As illustrated above, I put the “Organizational Analytics Skills” on a secondary y-axis and not in parallel alignment with maturity curve growth. The reasoning here is two-fold:
- Growth on the curve is not such a linear step by step process in my own experience. There are overlaps in the stages and this will also be the case with staff abilities. You want staff to grow in skills or strategically add new staff with the key skills as maturity grows and budgets permit.
- Just like value on the left, skills and abilities span a spectrum as it moves up. You want a richness of capabilities up and down the curve at each step because you do not get to each step without proficiency in the one prior.
“Invest in professional development”
As studies have proven, professional development is both a critical motivational tool, but also an important way to increase staff skill sets without losing knowledge and history about the organization.

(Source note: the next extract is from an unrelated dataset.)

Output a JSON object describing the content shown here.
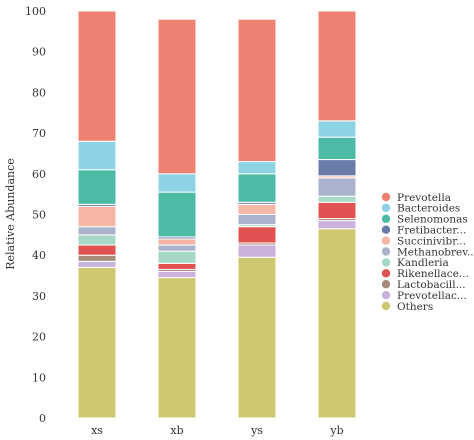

In analytics especially, investing in professional development is arguably more critical than simply hiring what you need. I say that because there is a real tangible value in developing the analytics skills of current staff when you consider what they already know about the organization. Yes, there are times when you must bring in talent from the outside to fill in gaps – there is nothing wrong with that. But there is something to be said for looking for and investing in current staff as it pertains gaining that business value you are looking for as you move up the curve. Staff already on board tend to know the key drivers and KPI’s that the company focuses on. They know the user base and what these users like to see or are interested in for reports and BI deliverables. It is not to say that someone from outside the organization cannot learn and do the job. Rather, (if we were to use a sports metaphor) it has more to do with both building the analytics skills of the organization organically along with adding key “free agent” acquisitions as needed so to speak.
In the end, what we are really talking about here is cultivating a high-functioning and rich analytics culture that adeptly intersects technology and organizational capabilities. This culture does not mature by simply purchasing the latest greatest tools. The journey and maturity up the analytics curve not only requires honest assessments along the way, it also requires an investment in the skills of the people involved and a well thought out analytics and data strategy as part of the foundation.